I was in our bedroom last night, surrounded by wrapping paper, tape, scissors, and yarn, listening to my old albums on that fabulous new record player my daddy gave me for Christmas. The album de jour was the J. Geils Band Freeze Frame. [For the record (pun intended), if this album was not an important part of your 80s experience, then you simply didn’t inhabit the same 80s that I did.] I flipped to side 2, which started with “Flamethrower,” and I immediately remembered performing a drill team routine to it in the 11th grade. If you were a member of a drill team or cheerleading squad, you have probably experienced the phenomenon which happened to me: although that was over half my lifetime ago, I remembered some of the basic moves of the routine, and began performing them in a manner which would have caused much pain to my former drill team sponsor.

At this point, Hubby Dearest comments, “I remember watching you performing to this song at a basketball game. Didn’t I tell you about that?” [We attended rival high schools and didn’t meet until May of my senior year. The performance in question would have occurred during the winter of my junior year.]

“Yes, but I thought you must have been mistaken.
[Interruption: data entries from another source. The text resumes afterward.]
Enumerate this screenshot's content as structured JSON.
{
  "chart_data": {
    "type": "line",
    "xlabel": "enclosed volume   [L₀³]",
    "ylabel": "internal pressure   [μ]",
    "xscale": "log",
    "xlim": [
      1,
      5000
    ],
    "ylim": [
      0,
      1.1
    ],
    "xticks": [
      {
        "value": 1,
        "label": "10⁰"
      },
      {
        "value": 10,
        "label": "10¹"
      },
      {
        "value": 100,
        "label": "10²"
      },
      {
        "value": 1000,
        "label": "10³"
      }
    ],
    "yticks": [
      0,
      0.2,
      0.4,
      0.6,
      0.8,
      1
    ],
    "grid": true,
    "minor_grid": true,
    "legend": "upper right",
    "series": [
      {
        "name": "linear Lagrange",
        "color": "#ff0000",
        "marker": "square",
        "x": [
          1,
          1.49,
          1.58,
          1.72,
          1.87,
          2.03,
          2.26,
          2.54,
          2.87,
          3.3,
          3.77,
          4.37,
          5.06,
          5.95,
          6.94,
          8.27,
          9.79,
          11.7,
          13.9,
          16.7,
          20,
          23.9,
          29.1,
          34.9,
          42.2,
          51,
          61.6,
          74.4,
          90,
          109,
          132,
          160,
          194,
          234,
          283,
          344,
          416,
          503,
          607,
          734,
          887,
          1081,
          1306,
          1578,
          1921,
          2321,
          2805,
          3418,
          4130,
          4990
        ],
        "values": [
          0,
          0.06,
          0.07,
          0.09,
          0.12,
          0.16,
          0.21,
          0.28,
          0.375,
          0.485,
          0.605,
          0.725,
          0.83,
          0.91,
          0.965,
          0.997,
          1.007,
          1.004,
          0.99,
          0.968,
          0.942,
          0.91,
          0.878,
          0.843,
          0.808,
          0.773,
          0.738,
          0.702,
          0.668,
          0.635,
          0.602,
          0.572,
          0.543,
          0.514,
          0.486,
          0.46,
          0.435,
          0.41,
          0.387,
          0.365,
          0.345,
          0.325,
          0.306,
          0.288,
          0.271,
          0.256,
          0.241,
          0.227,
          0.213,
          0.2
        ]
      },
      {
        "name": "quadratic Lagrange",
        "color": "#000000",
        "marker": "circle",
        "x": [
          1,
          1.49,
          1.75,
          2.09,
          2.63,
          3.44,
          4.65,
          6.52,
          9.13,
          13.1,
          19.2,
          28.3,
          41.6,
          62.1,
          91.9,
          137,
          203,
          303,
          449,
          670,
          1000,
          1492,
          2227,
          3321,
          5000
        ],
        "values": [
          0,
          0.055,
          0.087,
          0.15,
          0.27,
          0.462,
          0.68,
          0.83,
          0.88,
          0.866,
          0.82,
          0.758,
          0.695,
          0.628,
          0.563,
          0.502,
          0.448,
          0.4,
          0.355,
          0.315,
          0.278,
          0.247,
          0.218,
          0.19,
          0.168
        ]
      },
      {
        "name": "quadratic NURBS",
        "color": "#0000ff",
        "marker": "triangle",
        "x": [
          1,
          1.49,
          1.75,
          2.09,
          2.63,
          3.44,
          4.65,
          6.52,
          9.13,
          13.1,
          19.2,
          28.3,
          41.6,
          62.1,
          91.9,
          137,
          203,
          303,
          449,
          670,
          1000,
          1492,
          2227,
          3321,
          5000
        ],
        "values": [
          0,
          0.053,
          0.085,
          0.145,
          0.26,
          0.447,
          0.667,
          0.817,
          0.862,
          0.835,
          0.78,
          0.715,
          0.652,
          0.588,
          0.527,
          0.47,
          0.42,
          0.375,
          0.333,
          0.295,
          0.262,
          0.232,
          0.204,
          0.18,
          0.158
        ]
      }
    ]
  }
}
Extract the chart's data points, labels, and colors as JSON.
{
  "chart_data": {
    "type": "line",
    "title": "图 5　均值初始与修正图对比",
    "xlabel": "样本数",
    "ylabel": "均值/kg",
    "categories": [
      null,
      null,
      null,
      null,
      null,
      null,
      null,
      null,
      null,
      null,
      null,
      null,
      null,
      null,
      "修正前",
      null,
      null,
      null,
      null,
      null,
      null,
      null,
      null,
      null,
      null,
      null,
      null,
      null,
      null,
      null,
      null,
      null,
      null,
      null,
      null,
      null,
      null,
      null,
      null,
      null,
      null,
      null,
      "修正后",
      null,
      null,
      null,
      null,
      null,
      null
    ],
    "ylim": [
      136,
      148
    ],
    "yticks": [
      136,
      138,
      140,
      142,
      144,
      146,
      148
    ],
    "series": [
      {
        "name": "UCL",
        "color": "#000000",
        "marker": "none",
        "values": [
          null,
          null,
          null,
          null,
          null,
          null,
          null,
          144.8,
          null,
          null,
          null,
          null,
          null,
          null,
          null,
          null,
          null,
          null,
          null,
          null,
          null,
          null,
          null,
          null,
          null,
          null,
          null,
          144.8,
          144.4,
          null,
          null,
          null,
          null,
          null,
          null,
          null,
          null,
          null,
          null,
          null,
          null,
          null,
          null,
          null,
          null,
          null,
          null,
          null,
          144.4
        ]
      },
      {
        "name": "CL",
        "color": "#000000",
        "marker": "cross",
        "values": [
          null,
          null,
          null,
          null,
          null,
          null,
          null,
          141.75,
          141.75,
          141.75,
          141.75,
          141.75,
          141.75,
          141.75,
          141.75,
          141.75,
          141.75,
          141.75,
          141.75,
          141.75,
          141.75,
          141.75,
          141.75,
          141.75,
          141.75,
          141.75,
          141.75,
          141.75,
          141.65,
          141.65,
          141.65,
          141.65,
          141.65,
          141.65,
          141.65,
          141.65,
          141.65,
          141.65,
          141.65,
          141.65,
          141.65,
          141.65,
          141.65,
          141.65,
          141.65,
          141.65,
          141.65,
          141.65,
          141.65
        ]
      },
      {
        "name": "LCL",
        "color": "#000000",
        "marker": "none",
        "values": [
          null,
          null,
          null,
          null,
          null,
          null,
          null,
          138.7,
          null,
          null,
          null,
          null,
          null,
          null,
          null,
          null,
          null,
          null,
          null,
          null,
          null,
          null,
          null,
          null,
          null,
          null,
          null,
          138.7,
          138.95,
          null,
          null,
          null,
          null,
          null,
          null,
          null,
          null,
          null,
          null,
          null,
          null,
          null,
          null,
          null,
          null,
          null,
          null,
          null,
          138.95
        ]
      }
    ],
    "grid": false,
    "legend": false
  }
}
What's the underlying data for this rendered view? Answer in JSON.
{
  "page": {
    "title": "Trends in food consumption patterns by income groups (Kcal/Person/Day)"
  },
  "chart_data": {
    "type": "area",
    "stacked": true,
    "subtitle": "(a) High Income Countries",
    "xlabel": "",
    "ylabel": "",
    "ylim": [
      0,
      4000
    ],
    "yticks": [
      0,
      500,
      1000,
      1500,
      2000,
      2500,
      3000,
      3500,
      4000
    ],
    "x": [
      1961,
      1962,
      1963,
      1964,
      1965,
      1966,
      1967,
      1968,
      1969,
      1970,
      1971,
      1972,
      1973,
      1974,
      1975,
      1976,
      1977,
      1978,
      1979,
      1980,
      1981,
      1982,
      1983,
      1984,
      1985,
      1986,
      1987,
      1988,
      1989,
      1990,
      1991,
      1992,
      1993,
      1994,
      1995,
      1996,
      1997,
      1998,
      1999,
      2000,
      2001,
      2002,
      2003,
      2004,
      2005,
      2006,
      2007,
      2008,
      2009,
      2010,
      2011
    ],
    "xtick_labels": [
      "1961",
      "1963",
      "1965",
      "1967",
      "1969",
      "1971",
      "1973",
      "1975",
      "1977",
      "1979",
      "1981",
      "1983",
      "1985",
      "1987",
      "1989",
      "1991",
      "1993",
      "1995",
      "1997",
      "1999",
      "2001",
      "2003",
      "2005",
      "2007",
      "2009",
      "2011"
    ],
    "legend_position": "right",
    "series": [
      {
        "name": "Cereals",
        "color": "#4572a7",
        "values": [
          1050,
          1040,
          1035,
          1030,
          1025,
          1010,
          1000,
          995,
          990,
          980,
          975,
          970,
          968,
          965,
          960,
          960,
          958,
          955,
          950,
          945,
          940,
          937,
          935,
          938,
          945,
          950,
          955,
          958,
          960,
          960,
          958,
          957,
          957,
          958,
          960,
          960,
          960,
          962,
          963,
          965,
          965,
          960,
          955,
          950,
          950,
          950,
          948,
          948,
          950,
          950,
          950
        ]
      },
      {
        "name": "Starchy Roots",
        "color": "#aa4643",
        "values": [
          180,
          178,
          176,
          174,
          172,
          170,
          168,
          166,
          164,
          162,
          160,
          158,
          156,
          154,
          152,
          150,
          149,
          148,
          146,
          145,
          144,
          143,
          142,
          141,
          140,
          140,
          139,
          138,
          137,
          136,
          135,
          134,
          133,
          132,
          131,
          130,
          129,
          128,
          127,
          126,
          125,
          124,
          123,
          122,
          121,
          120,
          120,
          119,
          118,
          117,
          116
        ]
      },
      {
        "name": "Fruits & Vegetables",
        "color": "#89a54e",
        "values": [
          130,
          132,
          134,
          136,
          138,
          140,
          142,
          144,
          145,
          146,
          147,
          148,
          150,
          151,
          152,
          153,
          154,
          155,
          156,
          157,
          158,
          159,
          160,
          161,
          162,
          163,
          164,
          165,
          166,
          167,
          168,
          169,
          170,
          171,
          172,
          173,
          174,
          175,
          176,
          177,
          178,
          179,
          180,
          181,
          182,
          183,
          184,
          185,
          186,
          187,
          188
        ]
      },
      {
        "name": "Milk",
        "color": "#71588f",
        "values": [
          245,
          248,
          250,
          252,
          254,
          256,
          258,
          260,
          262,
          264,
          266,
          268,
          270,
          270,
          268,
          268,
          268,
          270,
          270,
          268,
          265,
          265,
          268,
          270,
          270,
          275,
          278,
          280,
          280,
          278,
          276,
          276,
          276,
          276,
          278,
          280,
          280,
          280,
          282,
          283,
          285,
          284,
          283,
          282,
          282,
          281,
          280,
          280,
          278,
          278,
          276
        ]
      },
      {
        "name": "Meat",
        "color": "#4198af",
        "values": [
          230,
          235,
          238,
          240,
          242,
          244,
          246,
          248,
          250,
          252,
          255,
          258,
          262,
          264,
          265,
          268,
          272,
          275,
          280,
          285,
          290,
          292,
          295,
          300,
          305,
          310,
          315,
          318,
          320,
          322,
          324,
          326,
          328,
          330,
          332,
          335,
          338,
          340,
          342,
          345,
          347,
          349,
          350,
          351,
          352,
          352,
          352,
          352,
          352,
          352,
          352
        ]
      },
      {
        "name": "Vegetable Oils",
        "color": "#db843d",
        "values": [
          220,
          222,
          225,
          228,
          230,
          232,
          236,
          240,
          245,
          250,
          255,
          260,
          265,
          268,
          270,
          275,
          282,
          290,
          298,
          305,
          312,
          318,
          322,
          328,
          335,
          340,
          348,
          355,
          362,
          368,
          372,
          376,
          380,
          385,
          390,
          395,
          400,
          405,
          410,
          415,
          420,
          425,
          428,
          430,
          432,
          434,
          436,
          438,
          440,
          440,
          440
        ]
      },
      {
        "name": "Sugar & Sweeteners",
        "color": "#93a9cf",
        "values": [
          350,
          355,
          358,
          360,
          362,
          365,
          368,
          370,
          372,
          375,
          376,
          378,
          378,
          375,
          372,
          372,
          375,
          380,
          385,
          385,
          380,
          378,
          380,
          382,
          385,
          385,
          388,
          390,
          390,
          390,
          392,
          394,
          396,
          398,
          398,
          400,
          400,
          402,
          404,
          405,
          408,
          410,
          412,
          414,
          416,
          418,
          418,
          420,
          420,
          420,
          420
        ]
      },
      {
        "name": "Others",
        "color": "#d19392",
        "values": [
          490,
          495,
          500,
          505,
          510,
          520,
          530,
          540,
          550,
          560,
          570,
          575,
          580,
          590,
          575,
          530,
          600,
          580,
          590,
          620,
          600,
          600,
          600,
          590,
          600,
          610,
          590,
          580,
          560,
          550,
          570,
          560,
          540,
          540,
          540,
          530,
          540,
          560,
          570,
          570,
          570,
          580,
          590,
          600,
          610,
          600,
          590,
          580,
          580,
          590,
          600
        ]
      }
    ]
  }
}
“You were on the left hand side, right?”

“My left or your left?”

“Mine.”

After a little more discussion, I realized that as amazing as it sounded, he had in fact been watching me. One of his best friends had been with him and had been watching another one of the girls, whom he remembered by name.

“Except he didn’t marry her,” he said.

And then with a look of what can only be described as smug male pride, nodded and said, “I guess we know who the better man was,” and managed to make me feel like he still thinks I’m a catch.